A deep silence pervaded the stateroom. All that could be heard was the muffled clatter of the wheels. Judge Congdon’s wrinkled hand crept into his breast pocket and emerged with a bank check. He took a gold fountain pen from another pocket, uncapped it, and slowly wrote a number on his check. Then he signed his name, blew on the paper to dry the ink, and smiled.

“I call your thirty-six-thousand-dollar raise, Mr. Bell, and the Senator’s ten thousand eight hundred, which by now seems a paltry sum, and I raise one hundred eighteen thousand eight hundred dollars … Senator Kincaid, it’s to you. My raise and Mr. Bell’s raise means it will cost you one hundred fifty-four thousand eight hundred dollars to stay in the hand.”

“Good God,” said Payne.

“Whatcha gonna do, Charlie?” asked Congdon. “One hundred fifty-four thousand eight hundred dollars if you want to play.”

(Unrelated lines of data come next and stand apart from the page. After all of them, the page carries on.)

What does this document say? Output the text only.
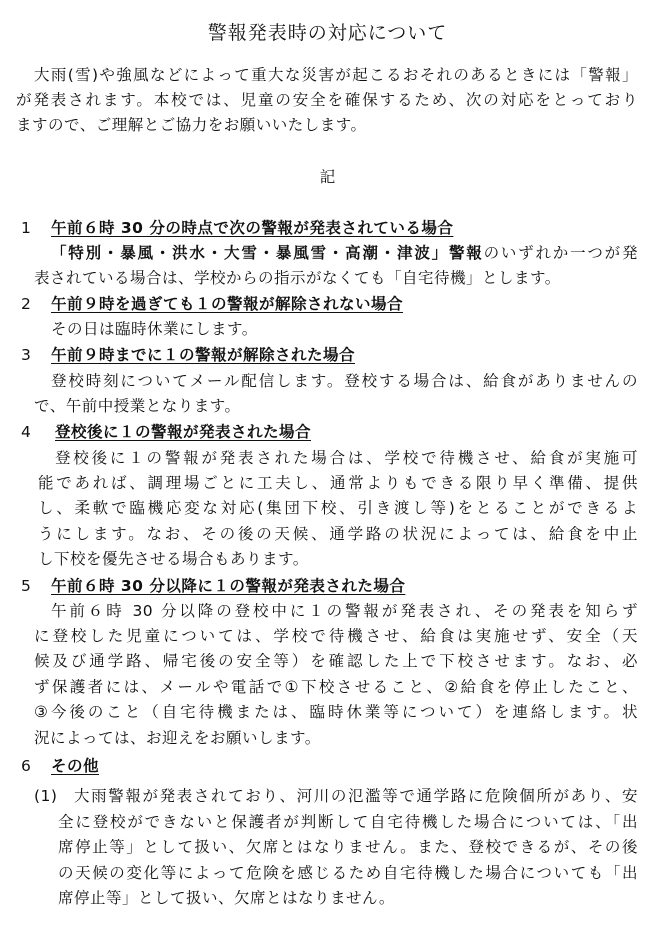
警報発表時の対応について
大雨(雪)や強風などによって重大な災害が起こるおそれのあるときには「警報」
が発表されます。本校では、児童の安全を確保するため、次の対応をとっており
ますので、ご理解とご協力をお願いいたします。
記
1 午前６時 30 分の時点で次の警報が発表されている場合
「特別・暴風・洪水・大雪・暴風雪・高潮・津波」警報のいずれか一つが発
表されている場合は、学校からの指示がなくても「自宅待機」とします。
2 午前９時を過ぎても１の警報が解除されない場合
その日は臨時休業にします。
3 午前９時までに１の警報が解除された場合
登校時刻についてメール配信します。登校する場合は、給食がありませんの
で、午前中授業となります。
4 登校後に１の警報が発表された場合
登校後に１の警報が発表された場合は、学校で待機させ、給食が実施可
能であれば、調理場ごとに工夫し、通常よりもできる限り早く準備、提供
し、柔軟で臨機応変な対応(集団下校、引き渡し等)をとることができるよ
うにします。なお、その後の天候、通学路の状況によっては、給食を中止
し下校を優先させる場合もあります。
5 午前６時 30 分以降に１の警報が発表された場合
午前６時 30 分以降の登校中に１の警報が発表され、その発表を知らず
に登校した児童については、学校で待機させ、給食は実施せず、安全（天
候及び通学路、帰宅後の安全等）を確認した上で下校させます。なお、必
ず保護者には、メールや電話で①下校させること、②給食を停止したこと、
③今後のこと（自宅待機または、臨時休業等について）を連絡します。状
況によっては、お迎えをお願いします。
6 その他
(1) 大雨警報が発表されており、河川の氾濫等で通学路に危険個所があり、安
全に登校ができないと保護者が判断して自宅待機した場合については、「出
席停止等」として扱い、欠席とはなりません。また、登校できるが、その後
の天候の変化等によって危険を感じるため自宅待機した場合についても「出
席停止等」として扱い、欠席とはなりません。
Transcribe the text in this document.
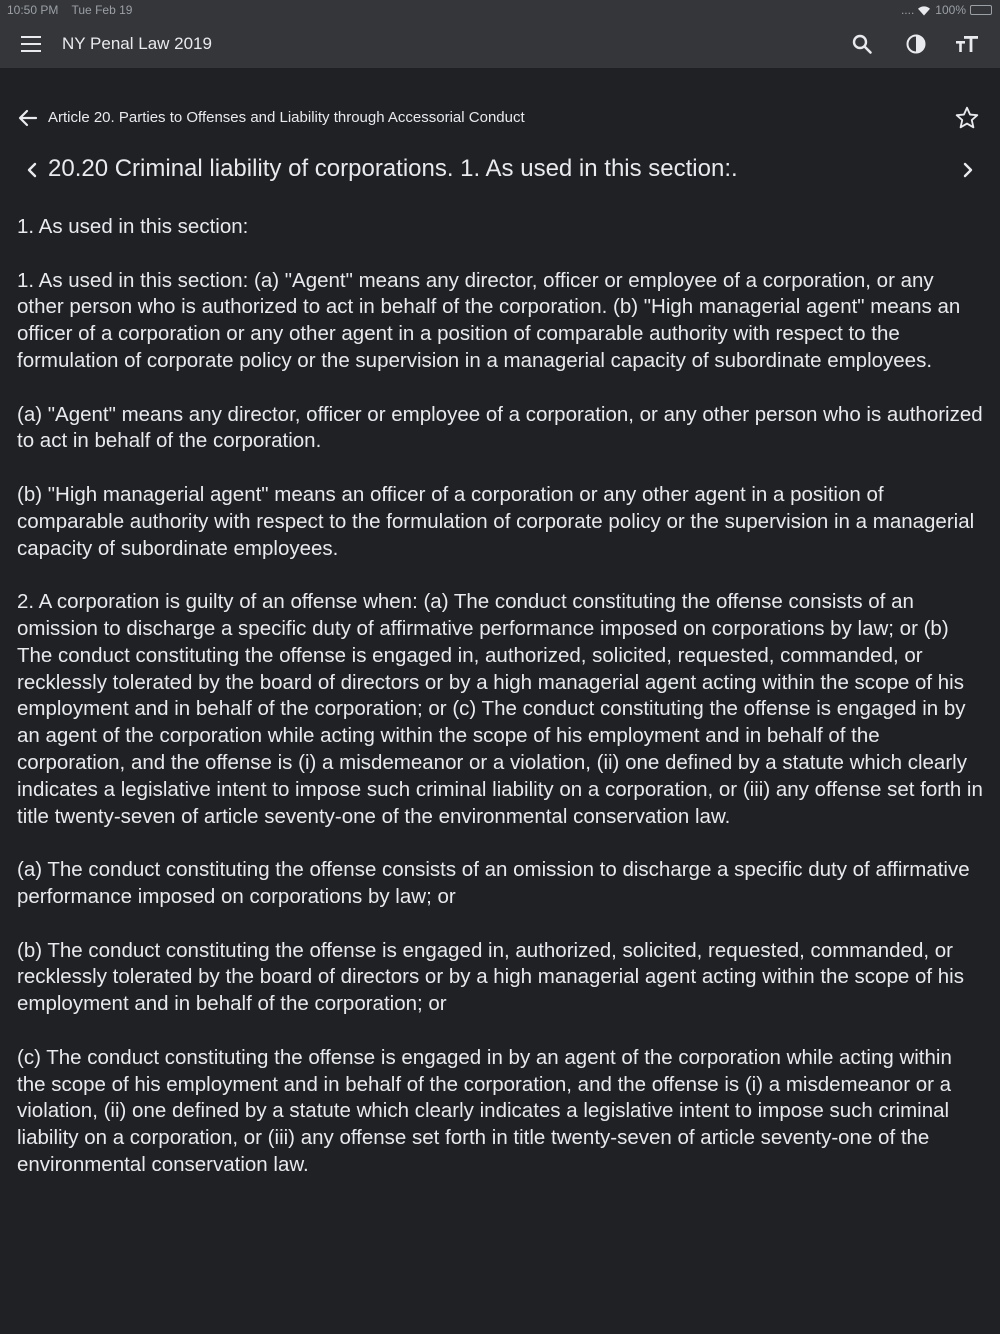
10:50 PM Tue Feb 19	.... 100%
NY Penal Law 2019
Article 20. Parties to Offenses and Liability through Accessorial Conduct
20.20 Criminal liability of corporations. 1. As used in this section:.

1. As used in this section:

1. As used in this section: (a) "Agent" means any director, officer or employee of a corporation, or any other person who is authorized to act in behalf of the corporation. (b) "High managerial agent" means an officer of a corporation or any other agent in a position of comparable authority with respect to the formulation of corporate policy or the supervision in a managerial capacity of subordinate employees.

(a) "Agent" means any director, officer or employee of a corporation, or any other person who is authorized to act in behalf of the corporation.

(b) "High managerial agent" means an officer of a corporation or any other agent in a position of comparable authority with respect to the formulation of corporate policy or the supervision in a managerial capacity of subordinate employees.

2. A corporation is guilty of an offense when: (a) The conduct constituting the offense consists of an omission to discharge a specific duty of affirmative performance imposed on corporations by law; or (b) The conduct constituting the offense is engaged in, authorized, solicited, requested, commanded, or recklessly tolerated by the board of directors or by a high managerial agent acting within the scope of his employment and in behalf of the corporation; or (c) The conduct constituting the offense is engaged in by an agent of the corporation while acting within the scope of his employment and in behalf of the corporation, and the offense is (i) a misdemeanor or a violation, (ii) one defined by a statute which clearly indicates a legislative intent to impose such criminal liability on a corporation, or (iii) any offense set forth in title twenty-seven of article seventy-one of the environmental conservation law.

(a) The conduct constituting the offense consists of an omission to discharge a specific duty of affirmative performance imposed on corporations by law; or

(b) The conduct constituting the offense is engaged in, authorized, solicited, requested, commanded, or recklessly tolerated by the board of directors or by a high managerial agent acting within the scope of his employment and in behalf of the corporation; or

(c) The conduct constituting the offense is engaged in by an agent of the corporation while acting within the scope of his employment and in behalf of the corporation, and the offense is (i) a misdemeanor or a violation, (ii) one defined by a statute which clearly indicates a legislative intent to impose such criminal liability on a corporation, or (iii) any offense set forth in title twenty-seven of article seventy-one of the environmental conservation law.
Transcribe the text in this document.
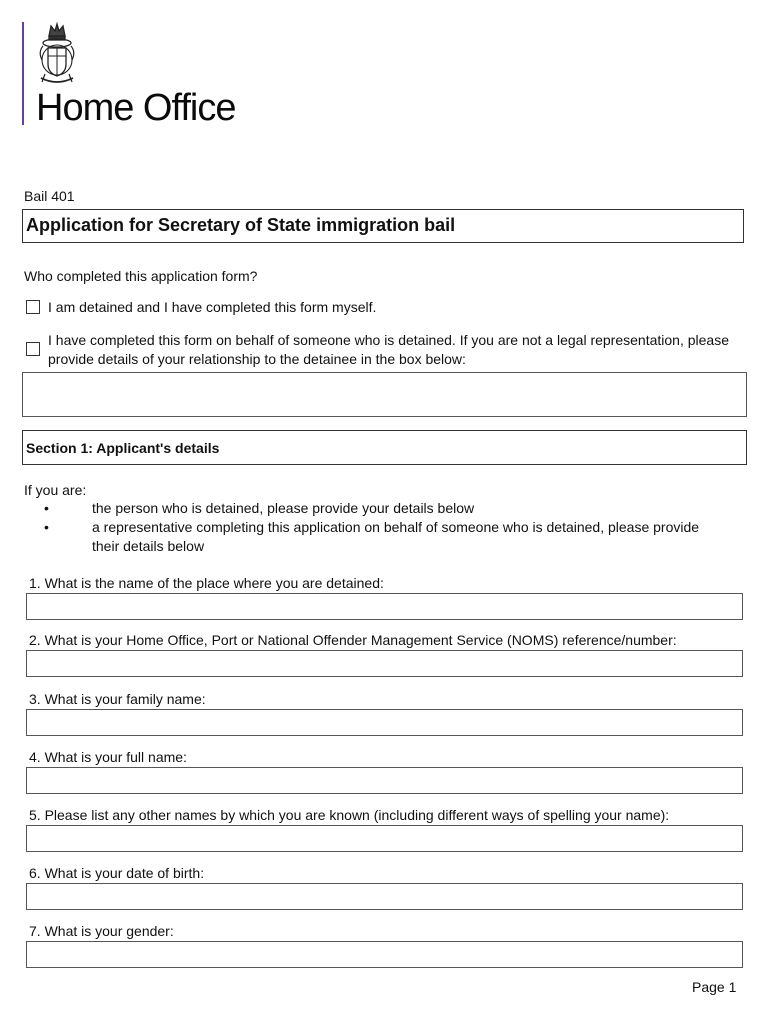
Home Office
Bail 401
Application for Secretary of State immigration bail
Who completed this application form?
I am detained and I have completed this form myself.
I have completed this form on behalf of someone who is detained. If you are not a legal representation, please provide details of your relationship to the detainee in the box below:
Section 1: Applicant's details
If you are:
•	the person who is detained, please provide your details below
•	a representative completing this application on behalf of someone who is detained, please provide their details below
1. What is the name of the place where you are detained:
2. What is your Home Office, Port or National Offender Management Service (NOMS) reference/number:
3. What is your family name:
4. What is your full name:
5. Please list any other names by which you are known (including different ways of spelling your name):
6. What is your date of birth:
7. What is your gender:
Page 1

“Call,” Kincaid said stiffly, scribbling the number on his calling card and tossing it on the heap of gold.

“No raise?” Congdon mocked.

“You heard me.”

Congdon turned his dry smile on Bell. “Mr. Bell, my raise was one hundred eighteen thousand eight hundred dollars.”

Bell smiled back, concealing the thought that merely to call would put a deep dent in his personal fortune. To raise would deepen it dangerously.

Judge James Congdon was one of the richest men in America. If Bell did raise, there was nothing to stop the man from raising him back and wiping him out.